Now compare the coefficients of $y^{\alpha}$ of both the sides we get LHS=0 and RHS= $h_0x_{\alpha}$, hence $h_0=0$.
Similarly we argue that the other components of $h$ are $0$.
Regarding part (b): Let us write $p(y)=\sum_{\alpha}x_{\alpha}y^{\alpha}$. Assume $$p(y)=f(y)g(y)$$ for some polynomials $f$ and $g$ in $R[y_0, y_1, y_2]$.
We can assume that $f(y)$ and $g(y)$ are homogenous polynomials of degree $r$ and $s$ respectively so that $r+s=d$.
Write $B=k[y_0, y_1, y_2]$ we can think of $R[y_0, y_1, y_2]=B[\{x_{\alpha}\}]$.
Now think of $p(y)=f(y)g(y)$ in $B[\{x_{\alpha}\}]$.
See that $p(y)$ is a linear polynomial over $B$ (in $B[\{x_{\alpha}\}]$).

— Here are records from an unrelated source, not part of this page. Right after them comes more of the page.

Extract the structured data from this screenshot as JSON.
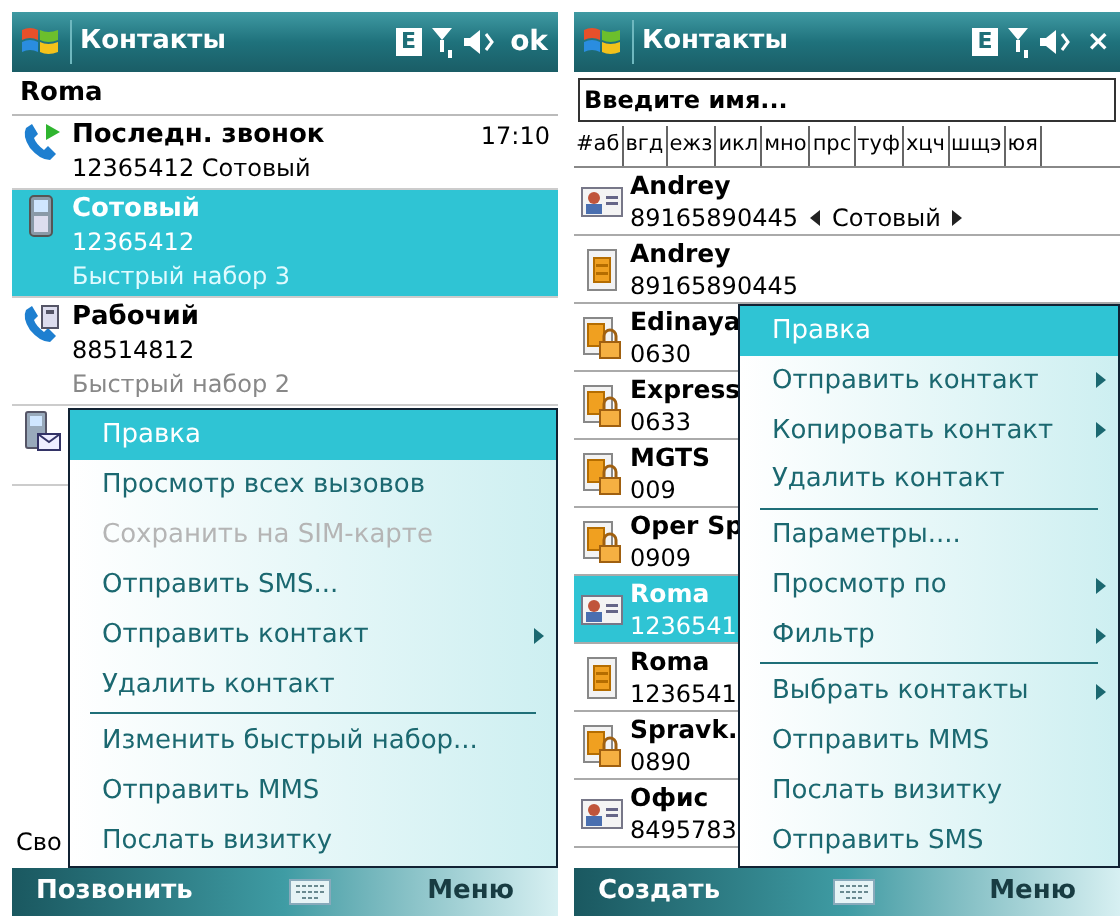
{
  "screens": [
    {
      "kind": "contact",
      "title": "Контакты",
      "network_badge": "E",
      "close": "ok",
      "contact_name": "Roma",
      "details": [
        {
          "kind": "last-call",
          "label": "Последн. звонок",
          "value": "12365412 Сотовый",
          "time": "17:10",
          "selected": false
        },
        {
          "kind": "mobile",
          "label": "Сотовый",
          "value": "12365412",
          "note": "Быстрый набор 3",
          "selected": true
        },
        {
          "kind": "work",
          "label": "Рабочий",
          "value": "88514812",
          "note": "Быстрый набор 2",
          "selected": false
        },
        {
          "kind": "message",
          "selected": false
        }
      ],
      "footer_text": "Сво",
      "menu": [
        {
          "label": "Правка",
          "selected": true,
          "disabled": false,
          "submenu": false,
          "separator_before": false
        },
        {
          "label": "Просмотр всех вызовов",
          "selected": false,
          "disabled": false,
          "submenu": false,
          "separator_before": false
        },
        {
          "label": "Сохранить на SIM-карте",
          "selected": false,
          "disabled": true,
          "submenu": false,
          "separator_before": false
        },
        {
          "label": "Отправить SMS...",
          "selected": false,
          "disabled": false,
          "submenu": false,
          "separator_before": false
        },
        {
          "label": "Отправить контакт",
          "selected": false,
          "disabled": false,
          "submenu": true,
          "separator_before": false
        },
        {
          "label": "Удалить контакт",
          "selected": false,
          "disabled": false,
          "submenu": false,
          "separator_before": false
        },
        {
          "label": "Изменить быстрый набор...",
          "selected": false,
          "disabled": false,
          "submenu": false,
          "separator_before": true
        },
        {
          "label": "Отправить MMS",
          "selected": false,
          "disabled": false,
          "submenu": false,
          "separator_before": false
        },
        {
          "label": "Послать визитку",
          "selected": false,
          "disabled": false,
          "submenu": false,
          "separator_before": false
        }
      ],
      "softkeys": {
        "left": "Позвонить",
        "right": "Меню"
      }
    },
    {
      "kind": "list",
      "title": "Контакты",
      "network_badge": "E",
      "close": "×",
      "search": {
        "placeholder": "Введите имя..."
      },
      "alphabet_tabs": [
        "#аб",
        "вгд",
        "ежз",
        "икл",
        "мно",
        "прс",
        "туф",
        "хцч",
        "шщэ",
        "юя"
      ],
      "contacts": [
        {
          "kind": "card",
          "name": "Andrey",
          "number": "89165890445",
          "number_type": "Сотовый",
          "selected": false
        },
        {
          "kind": "sim",
          "name": "Andrey",
          "number": "89165890445",
          "selected": false
        },
        {
          "kind": "locked",
          "name": "Edinaya",
          "number": "0630",
          "selected": false
        },
        {
          "kind": "locked",
          "name": "Express",
          "number": "0633",
          "selected": false
        },
        {
          "kind": "locked",
          "name": "MGTS",
          "number": "009",
          "selected": false
        },
        {
          "kind": "locked",
          "name": "Oper Sp",
          "number": "0909",
          "selected": false
        },
        {
          "kind": "card",
          "name": "Roma",
          "number": "1236541",
          "selected": true
        },
        {
          "kind": "sim",
          "name": "Roma",
          "number": "1236541",
          "selected": false
        },
        {
          "kind": "locked",
          "name": "Spravk.",
          "number": "0890",
          "selected": false
        },
        {
          "kind": "card",
          "name": "Офис",
          "number": "8495783",
          "selected": false
        }
      ],
      "menu": [
        {
          "label": "Правка",
          "selected": true,
          "disabled": false,
          "submenu": false,
          "separator_before": false
        },
        {
          "label": "Отправить контакт",
          "selected": false,
          "disabled": false,
          "submenu": true,
          "separator_before": false
        },
        {
          "label": "Копировать контакт",
          "selected": false,
          "disabled": false,
          "submenu": true,
          "separator_before": false
        },
        {
          "label": "Удалить контакт",
          "selected": false,
          "disabled": false,
          "submenu": false,
          "separator_before": false
        },
        {
          "label": "Параметры....",
          "selected": false,
          "disabled": false,
          "submenu": false,
          "separator_before": true
        },
        {
          "label": "Просмотр по",
          "selected": false,
          "disabled": false,
          "submenu": true,
          "separator_before": false
        },
        {
          "label": "Фильтр",
          "selected": false,
          "disabled": false,
          "submenu": true,
          "separator_before": false
        },
        {
          "label": "Выбрать контакты",
          "selected": false,
          "disabled": false,
          "submenu": true,
          "separator_before": true
        },
        {
          "label": "Отправить MMS",
          "selected": false,
          "disabled": false,
          "submenu": false,
          "separator_before": false
        },
        {
          "label": "Послать визитку",
          "selected": false,
          "disabled": false,
          "submenu": false,
          "separator_before": false
        },
        {
          "label": "Отправить SMS",
          "selected": false,
          "disabled": false,
          "submenu": false,
          "separator_before": false
        }
      ],
      "softkeys": {
        "left": "Создать",
        "right": "Меню"
      }
    }
  ]
}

So WLOG, $\deg(f(y))=1$ and $\deg g(y)=0$ where degrees are wrt $\{x_{\alpha}\}$'s.
So $g(y)$ = a monomial in $y_i$'s of degree $s$, say $g(y)=y^{\beta}$.
and $f(y) = \sum_{\nu} x_{\nu}h_{\nu}(y)$ where $|\nu|=d$ and $\deg h_{\nu}(y)=r$ wrt $y_i'$s with $h_{\nu}(y)\in k[y_0, y_1, y_2]$.
We have $p(y)=f(y)g(y)=f(y)y^{\beta}$.
So $y^{\beta} | y^{\alpha}$ for all $\alpha $ occuring in the sum of $p(y).$
If $y^{\beta}=y_0^{b_0}y_1^{b_1}y_2^{b_2}$, we claim that $\beta=(b_0, b_1, b_2)=(0, 0, 0)$.
If say $b_0>0$, then take $\alpha=(0, b_1,b_2)$, now $y^{\alpha}$ occurs as a term in $p(y)$. But $y^{\beta}\nmid y^{\alpha}$, a contradiction. So $b_0=0$. Similarly we can argue that $b_1=0=b_2$.